Kunst zum Anhören
Wer war der Maler Max Beckmann? Was hat eigentlich der Künstler Max Klinger genau gemacht? Was für bedeutende Werke hängen in der Dauerausstellung im Museum der bildenden Künste in Leipzig?
Wir haben uns eine Weile lang mit den für uns schönsten und bedeutendsten Bildern des Museums in Leipzig beschäftigt – und möchten Ihnen nun zu diesen Bildern einzelne Geschichten erzählen.
Mit viel Musik, mit Gedichten und Interviewtönen von verschiedenen Fachleuten rund um diese Werke. Ob Sie die Bilder beim Anhören dieser Hörstücke direkt im Museum ansehen, oder lieber zu Hause unseren Geschichten zuhören, das liegt ganz bei Ihnen.

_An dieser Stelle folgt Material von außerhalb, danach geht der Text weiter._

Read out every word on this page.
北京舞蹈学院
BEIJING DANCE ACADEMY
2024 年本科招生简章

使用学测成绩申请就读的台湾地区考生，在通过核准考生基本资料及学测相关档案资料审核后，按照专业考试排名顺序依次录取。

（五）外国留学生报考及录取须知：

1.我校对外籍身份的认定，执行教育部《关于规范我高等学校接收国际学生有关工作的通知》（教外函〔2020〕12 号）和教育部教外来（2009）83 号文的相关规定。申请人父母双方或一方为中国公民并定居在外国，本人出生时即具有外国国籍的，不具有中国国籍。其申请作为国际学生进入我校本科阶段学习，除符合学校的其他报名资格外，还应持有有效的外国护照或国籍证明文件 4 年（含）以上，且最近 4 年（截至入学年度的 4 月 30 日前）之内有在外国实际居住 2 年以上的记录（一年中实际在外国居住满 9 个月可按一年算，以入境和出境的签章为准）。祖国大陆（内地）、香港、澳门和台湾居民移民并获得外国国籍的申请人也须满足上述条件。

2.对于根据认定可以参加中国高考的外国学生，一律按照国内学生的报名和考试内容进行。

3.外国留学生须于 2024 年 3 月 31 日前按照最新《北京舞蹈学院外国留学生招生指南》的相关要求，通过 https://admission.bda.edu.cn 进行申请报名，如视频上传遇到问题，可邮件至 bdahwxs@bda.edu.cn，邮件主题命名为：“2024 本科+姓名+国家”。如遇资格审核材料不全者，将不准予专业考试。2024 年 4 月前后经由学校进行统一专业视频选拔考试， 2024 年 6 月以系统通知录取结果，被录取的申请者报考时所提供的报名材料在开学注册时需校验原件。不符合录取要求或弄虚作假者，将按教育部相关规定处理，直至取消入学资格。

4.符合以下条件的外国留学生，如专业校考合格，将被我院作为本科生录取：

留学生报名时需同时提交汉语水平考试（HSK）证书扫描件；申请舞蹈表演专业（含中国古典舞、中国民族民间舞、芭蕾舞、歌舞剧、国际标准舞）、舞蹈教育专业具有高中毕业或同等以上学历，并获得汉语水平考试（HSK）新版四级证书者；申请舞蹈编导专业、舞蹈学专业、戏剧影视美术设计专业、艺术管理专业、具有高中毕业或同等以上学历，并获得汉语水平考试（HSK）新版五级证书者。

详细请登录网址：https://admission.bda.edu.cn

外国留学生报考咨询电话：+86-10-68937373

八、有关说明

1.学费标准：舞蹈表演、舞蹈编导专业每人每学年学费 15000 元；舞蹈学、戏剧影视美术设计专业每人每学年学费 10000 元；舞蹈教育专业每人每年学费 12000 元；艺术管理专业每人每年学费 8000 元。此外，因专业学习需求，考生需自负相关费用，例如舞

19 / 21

Sie können sich hier die einzelnen Titel ganz einfach auf Ihren MP3-Player herunter laden. – Kostenlos! Wir wünschen Ihnen viel Spaß beim Hören und beim Ansehen.
Und so geht’s:
KUNST - Wir möchten Sie mit unseren teils hörspielartigen Inszenierungen einerseits unterhalten und Ihnen andererseits von den bedeutendsten Künstlern in Leipzig erzählen.
IM - Prinzip ist es ganz einfach:
Laden Sie die Tracks auf Ihren MP3-Player und hören Sie sich diese Geschichten entweder zu hause an - oder nehmen Sie Ihren MP3-Player mit in das Museum der bildenden Künste und hören Sie die einzelnen Titel direkt vor dem Bild an.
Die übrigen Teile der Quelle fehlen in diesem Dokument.